Existem atualmente 1,3 bilhão de veículos a combustão interna no planeta, e a cada ano são vendidos 85 milhões de unidades ao redor do mundo, citou Tavares, ao ponderar que, ao mesmo tempo, embora ainda não haja saída a toda essa frota existente, os combustíveis verdes podem exercer grande contribuição. “E, até lá, não vamos pedir às pessoas para parar de se movimentar, isso não funcionará socialmente.”
Para Carlos Tavares, CEO da Stellantis, “o posto de recarga precisa ser visível e vir até você em vez de você procurar por ele”.
Para Tavares hidrogênio será solução corporativa, enquanto Schaeffer não a considera até 2050
Nesse contexto tem-se também o caminho para o hidrogênio verde, que igualmente demanda nova infraestrutura para sua produção e requer energia renovável para tal. O CEO da Stellantis destacou que, ainda que se esteja utilizando energia limpa para produzi-lo, e que seja uma opção mais conveniente, uma vez que a recarga é mais rápida, podendo ser feita em três a quatro minutos, tem-se enorme desafio de custos que, segundo ele, pode chegar a duas vezes mais os do elétrico. “Dessa forma eu vejo que essa será uma solução para grandes corporações, mas não para a massa.”

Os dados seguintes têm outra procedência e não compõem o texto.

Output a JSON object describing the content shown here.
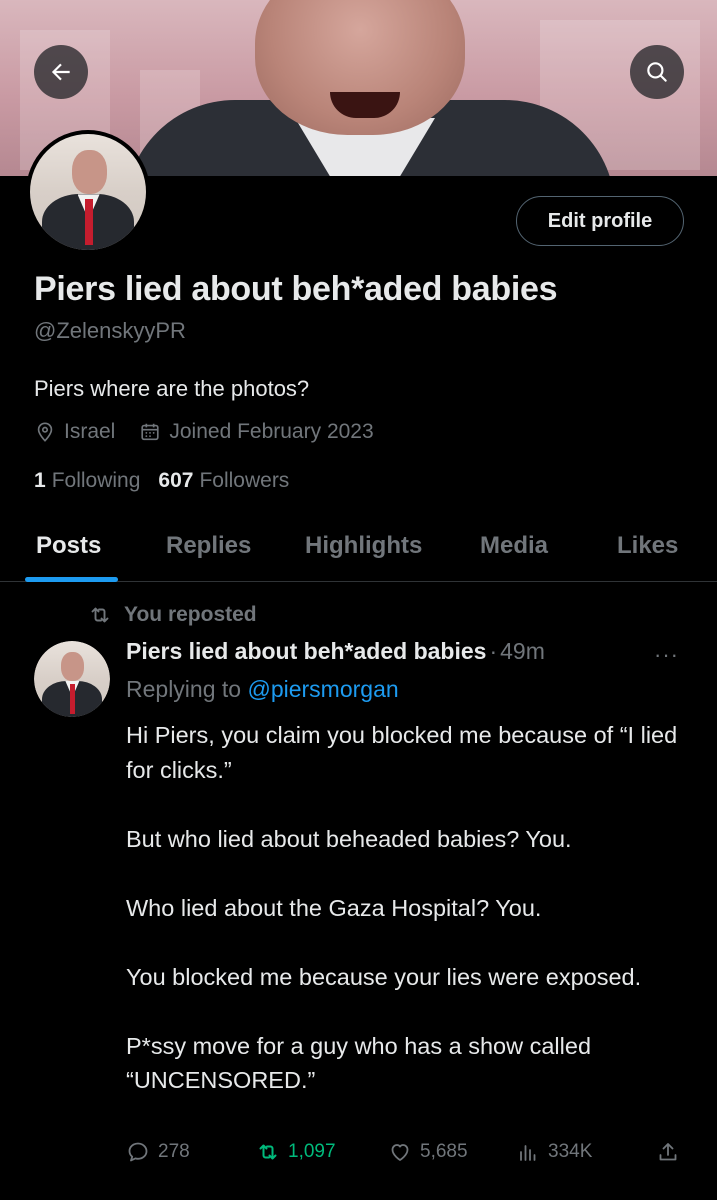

Schaeffer completou que, atualmente, 90% de todo o hidrogênio produzido no mundo não é verde, pois tem origem em combustíveis fósseis. “Então quando falamos de hidrogênio verde temos que ter em mente que precisamos de mais energia para produzi-lo. Desse ponto de vista, portanto, realmente não se trata de uma boa solução.”
O professor da UFRJ ressaltou ainda mais que o hidrogênio é extremamente perigoso, levando ao risco de explosões, a não ser que a tecnologia utilizada seja a de células biocombustíveis, em que se produz o hidrogênio no próprio carro. “Sendo assim não acho que hidrogênio é uma boa solução pelo menos antes de 2050.”
Ao considerar outras formas de mobilidade, como a aviação, ele exemplificou que não se pode voar um avião de Londres, Inglaterra, para Nova Iorque, Estados Unidos, com hidrogênio, porque sua densidade é muito baixa e vai requerer mais espaço na aeronave. Adicionalmente, os insumos necessários para a produção desse combustível equivalem ao consumo de água diário de 1,8 mil cidadãos dos Estados Unidos.